Active Directory users are created in Smart Engineering Manager Web API. For the purpose of site management, a user must belong to a group that has Site Administrator privileges.
-
When you create a user that is required to perform site management activities in the Desktop (legacy) software, you must assign appropriate privileges by running a request to update the site roles.
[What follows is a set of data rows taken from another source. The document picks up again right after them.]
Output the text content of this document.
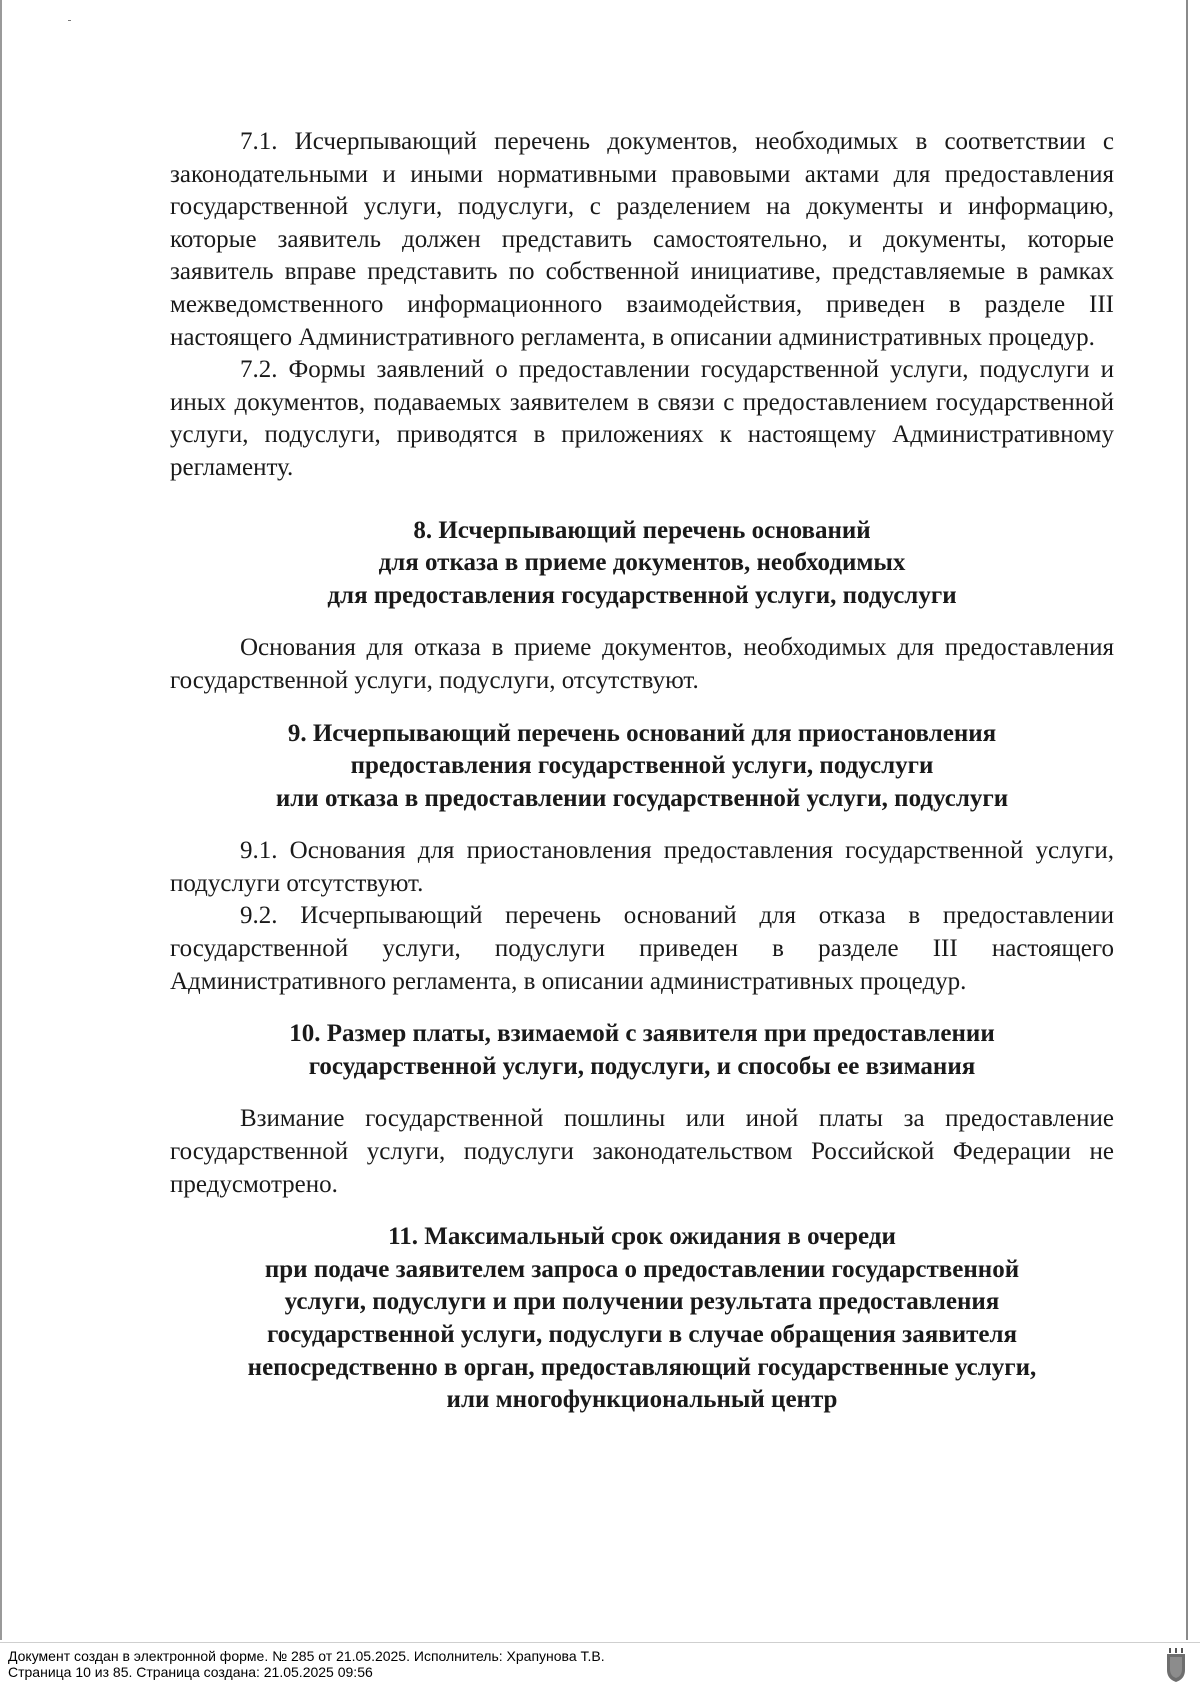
7.1. Исчерпывающий перечень документов, необходимых в соответствии с законодательными и иными нормативными правовыми актами для предоставления государственной услуги, подуслуги, с разделением на документы и информацию, которые заявитель должен представить самостоятельно, и документы, которые заявитель вправе представить по собственной инициативе, представляемые в рамках межведомственного информационного взаимодействия, приведен в разделе III настоящего Административного регламента, в описании административных процедур.

7.2. Формы заявлений о предоставлении государственной услуги, подуслуги и иных документов, подаваемых заявителем в связи с предоставлением государственной услуги, подуслуги, приводятся в приложениях к настоящему Административному регламенту.

8. Исчерпывающий перечень оснований
для отказа в приеме документов, необходимых
для предоставления государственной услуги, подуслуги

Основания для отказа в приеме документов, необходимых для предоставления государственной услуги, подуслуги, отсутствуют.

9. Исчерпывающий перечень оснований для приостановления
предоставления государственной услуги, подуслуги
или отказа в предоставлении государственной услуги, подуслуги

9.1. Основания для приостановления предоставления государственной услуги, подуслуги отсутствуют.

9.2. Исчерпывающий перечень оснований для отказа в предоставлении государственной услуги, подуслуги приведен в разделе III настоящего Административного регламента, в описании административных процедур.

10. Размер платы, взимаемой с заявителя при предоставлении
государственной услуги, подуслуги, и способы ее взимания

Взимание государственной пошлины или иной платы за предоставление государственной услуги, подуслуги законодательством Российской Федерации не предусмотрено.

11. Максимальный срок ожидания в очереди
при подаче заявителем запроса о предоставлении государственной
услуги, подуслуги и при получении результата предоставления
государственной услуги, подуслуги в случае обращения заявителя
непосредственно в орган, предоставляющий государственные услуги,
или многофункциональный центр
Документ создан в электронной форме. № 285 от 21.05.2025. Исполнитель: Храпунова Т.В.
Страница 10 из 85. Страница создана: 21.05.2025 09:56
For details, see Refresh users.
-
To facilitate rapid onboarding, a user named Default User is created under a system group named 'Everyone' on running the Smart Engineering Manager Web API post-installation configuration script.
Get groups
Use the GET method to retrieve groups with the following input:
-
Service Root URI: https://<Server Name>/<IIS Application Name>/sem/v4
-
Resource path: /Groups
The result includes the Groups' Ids, which are required when creating a new user.
Create a user
Use the POST method to create a user with the following input:
-
Service Root URI: https://<Server Name>/<IIS Application Name>/sem/v4
-
Resource path: /Users
-
The 'Subject' parameter corresponds to the authentication tool's login Username and must be defined uniquely for each user because an encoded value of this parameter is used in API requests to specify a single user (for details, see Run requests for a specific user).
-
The 'Subject' parameter for users defined in the Server API must have the same value as the 'Subject' parameter for users defined in the Client Backend to ensure that the access rights for all Smart Engineering Manager activities are applied correctly for each user.
-
For Okta authentication, the 'Subject' parameter must match the value defined in Okta. It is usually assigned the same value as the user's e-mail, although the two values need not be identical.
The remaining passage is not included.